Asefi did not comment on the contents of the warning, but officials and religious leaders in Shi’ite Muslim Iran have expressed outrage in recent weeks about the presence of U.S.-led forces in the holy Shi’ite Iraqi cities of Najaf and Kerbala.
Asefi said the diplomatic message was sent via the Swiss Embassy in Tehran, which represents U.S. interests in Iran.

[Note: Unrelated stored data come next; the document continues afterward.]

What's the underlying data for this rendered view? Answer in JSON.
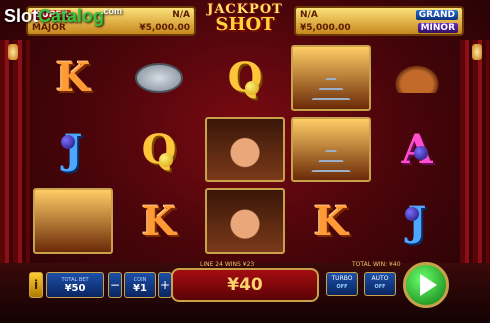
{
  "watermark": {
    "slot": "Slot",
    "catalog": "Catalog",
    "com": ".com"
  },
  "jackpots": {
    "super": {
      "label": "SUPER",
      "value": "N/A"
    },
    "major": {
      "label": "MAJOR",
      "value": "¥5,000.00"
    },
    "grand": {
      "label": "GRAND",
      "value": "N/A"
    },
    "minor": {
      "label": "MINOR",
      "value": "¥5,000.00"
    }
  },
  "logo": {
    "line1": "JACKPOT",
    "line2": "SHOT"
  },
  "reels": [
    [
      "K",
      "J",
      "mine"
    ],
    [
      "pan",
      "Q",
      "K"
    ],
    [
      "Q",
      "cowboy",
      "cowboy"
    ],
    [
      "rail",
      "rail",
      "K"
    ],
    [
      "hat",
      "A",
      "J"
    ]
  ],
  "status": {
    "lines_wins": "LINE 24 WINS ¥23",
    "total_win": "TOTAL WIN: ¥40"
  },
  "controls": {
    "info": "i",
    "total_bet_label": "TOTAL BET",
    "total_bet": "¥50",
    "minus": "−",
    "coin_label": "COIN",
    "coin": "¥1",
    "plus": "+",
    "win_amount": "¥40",
    "turbo_label": "TURBO",
    "turbo_state": "OFF",
    "auto_label": "AUTO",
    "auto_state": "OFF"
  }
}
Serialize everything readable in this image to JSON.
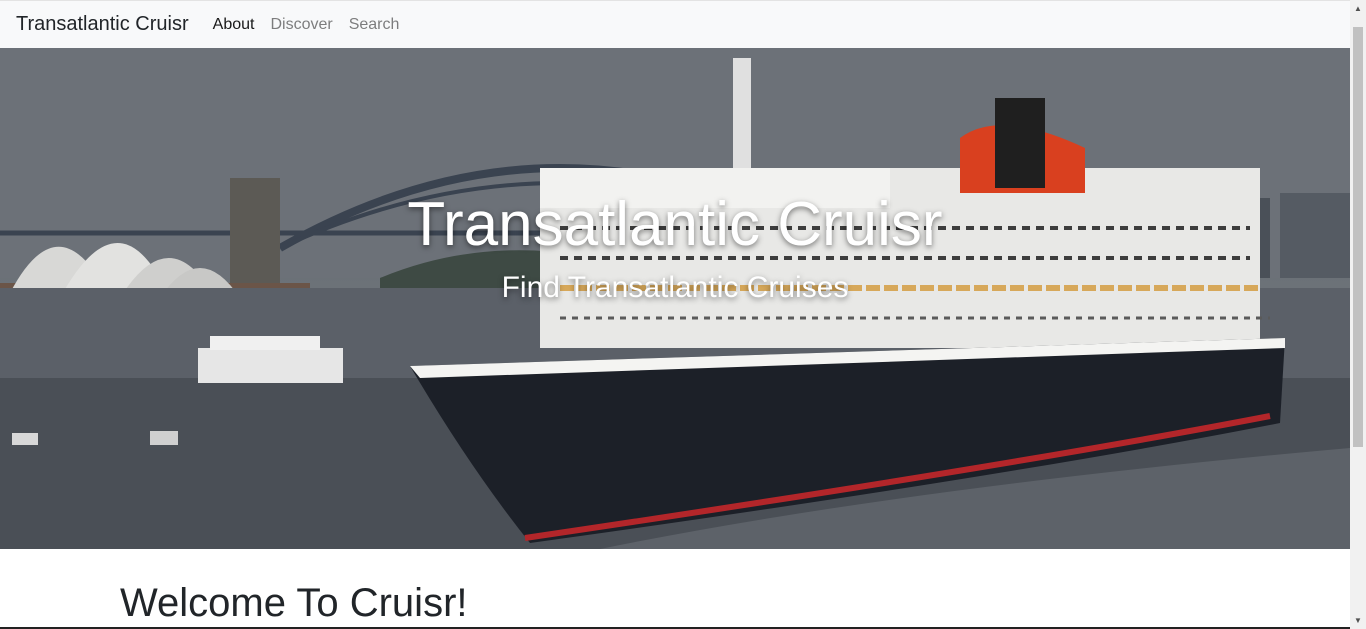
{
  "navbar": {
    "brand": "Transatlantic Cruisr",
    "links": [
      {
        "label": "About",
        "active": true
      },
      {
        "label": "Discover",
        "active": false
      },
      {
        "label": "Search",
        "active": false
      }
    ]
  },
  "hero": {
    "title": "Transatlantic Cruisr",
    "subtitle": "Find Transatlantic Cruises"
  },
  "main": {
    "heading": "Welcome To Cruisr!"
  },
  "colors": {
    "navbar_bg": "#f8f9fa",
    "hull": "#1c2028",
    "funnel": "#d9401f",
    "waterline": "#b3262a"
  }
}
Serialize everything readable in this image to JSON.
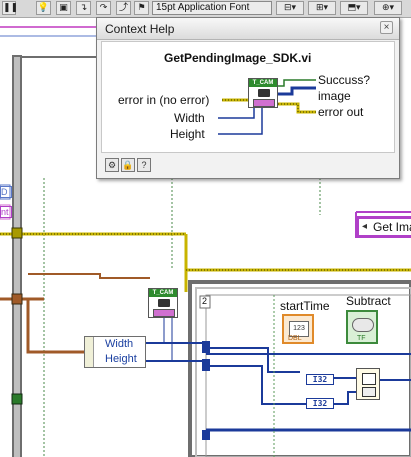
{
  "toolbar": {
    "font_menu_label": "15pt Application Font"
  },
  "context_help": {
    "title": "Context Help",
    "close_glyph": "×",
    "vi_name": "GetPendingImage_SDK.vi",
    "icon_header": "T_CAM",
    "terminals": {
      "error_in": "error in (no error)",
      "width": "Width",
      "height": "Height",
      "success": "Succuss?",
      "image": "image",
      "error_out": "error out"
    },
    "footer_buttons": [
      "gear-icon",
      "lock-icon",
      "question-icon"
    ],
    "footer_glyph_q": "?"
  },
  "diagram": {
    "subvi_header": "T_CAM",
    "bundle_fields": [
      "Width",
      "Height"
    ],
    "start_time_label": "startTime",
    "start_time_glyph": "123",
    "start_time_type": "DBL",
    "subtract_label": "Subtract",
    "subtract_type": "TF",
    "const_type": "I32",
    "get_image_label": "Get Ima",
    "frame_index": "2"
  },
  "colors": {
    "error_wire": "#c8b400",
    "integer_wire": "#1b3a9a",
    "refnum_wire": "#a05a28",
    "boolean_wire": "#2a7a2a",
    "frame_border": "#7a7a7a",
    "help_border": "#7c7c7c"
  }
}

Washington broke ties with Iran in 1980.
Asefi described as “baseless” accusations made by unnamed U.S. officials in some U.S. media that Chalabi — whose Baghdad headquarters were raided by U.S. troops and Iraqi police last week — had leaked information to Iran that the officials said could “get Americans killed.”
“We have not received any classified information, neither from Chalabi nor any member of the Iraqi Governing Council,” he said.
“What is going on between us and members of the Iraqi Governing Council and all groups in Iraq is negotiation, the exchange of views and clear and transparent cooperation.”
Asefi said the accusations against Chalabi, a former favorite of the Pentagon, were part of an effort to deflect attention away from Washington’s problems in Iraq.
“The Americans have in recent months lied about several issues and failed to prove them,” he said. “It seems that lying is becoming institutionalized in American policy.”